Aside from the core functionality in Python, which allows for a wide range of computing tasks, there is also a large number of packages (sets of functions) that can be downloaded and installed via PyPI, the Python Package Index.
Our installation of Python 3 includes pip, which is a package manager used to install packages from PyPI. With our homebrew installed Python 3, 'pip3' is the alias to be used when we want pip to add packages to the Python 3 installation. If you changed the aliases in the end of part 1 of this tutorial, 'pip' on your computer will always point to pip3 (which is good).
Note that packages are installed at the bash prompt ('$') and not in Python ('>>>'). A key package for doing data science in Python is pandas.

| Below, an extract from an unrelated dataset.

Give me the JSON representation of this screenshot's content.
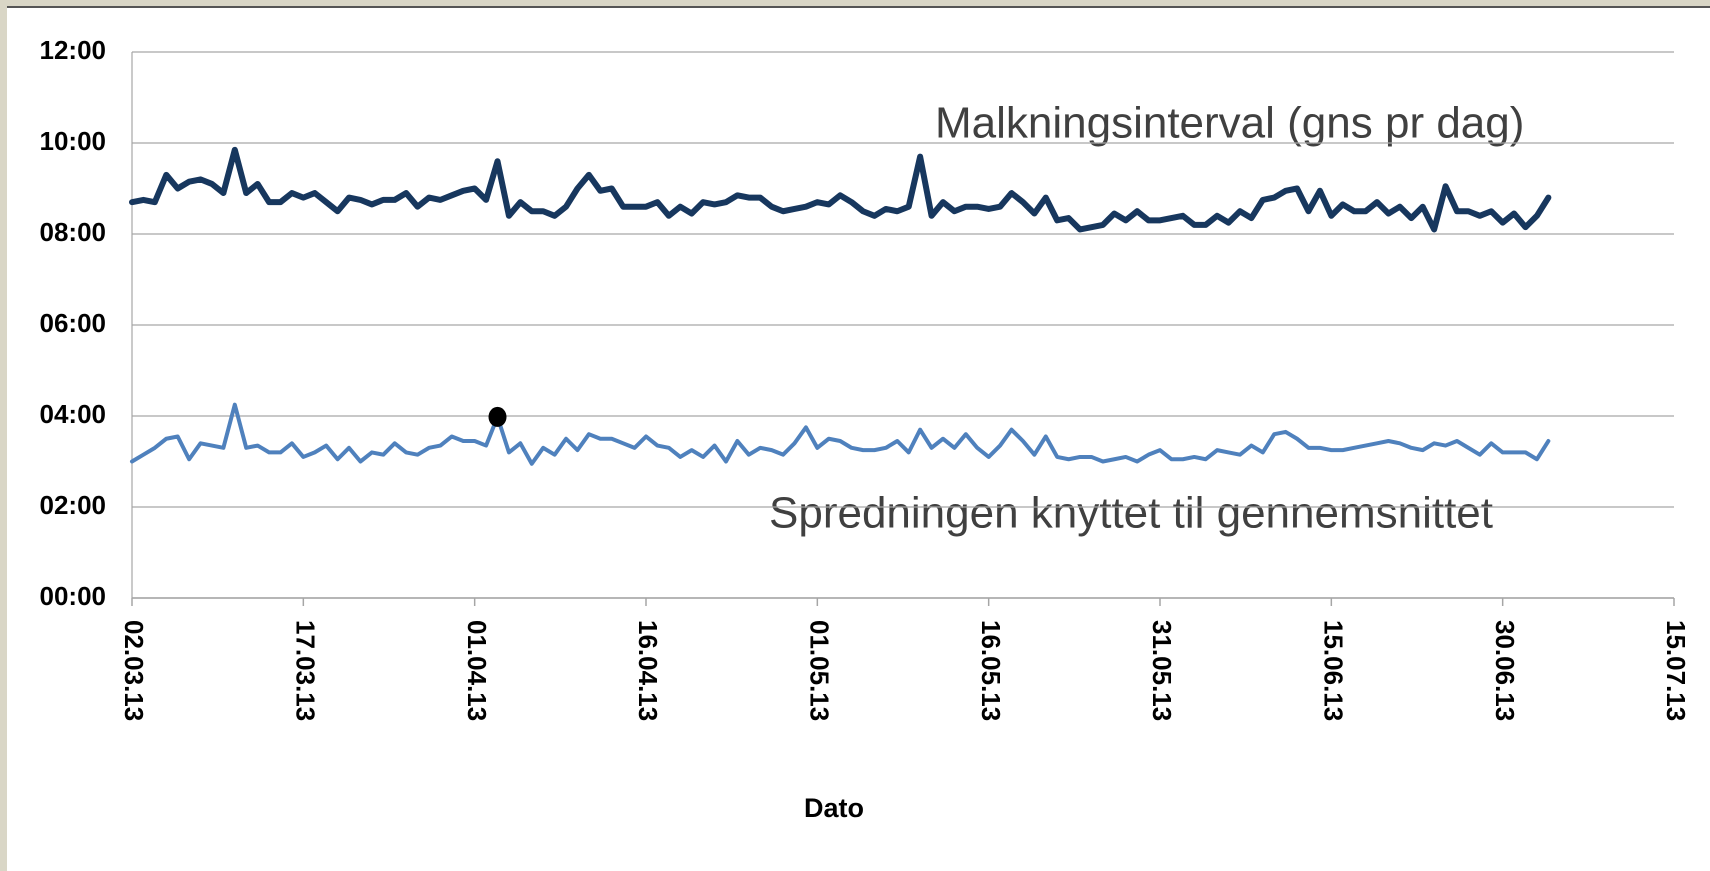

To install pandas, enter this at the bash prompt:
$ pip install pandas
Whenever we are working in Python, and need a package that we don't have installed, we must install it like this, using pip3 in the bash shell. Every now and then it is also good to upgrade pip:
$ pip install --upgrade pip
If you get error messages about not having sufficient access to install a package, then use 'sudo' (superuser "do") and enter your macOS password when prompted:
$ sudo pip install pandas
$ pip install jupyter $ pip install gensim $ pip install tweepy $ pip install networkx $ pip install fb_scrape_public
An especially useful package for text analysis is NLTK (Natural Language Toolkit), which demands an extra setup step. First do the usual:
$ pip install nltk
Then, type 'python' in Terminal to launch Python. In Python, import nltk, then run its download script. In the graphical user interface, choose to install the 'popular' bits. You can run the downloader again whenever you need to add something.
$ python >>> import nltk >>> nltk.download()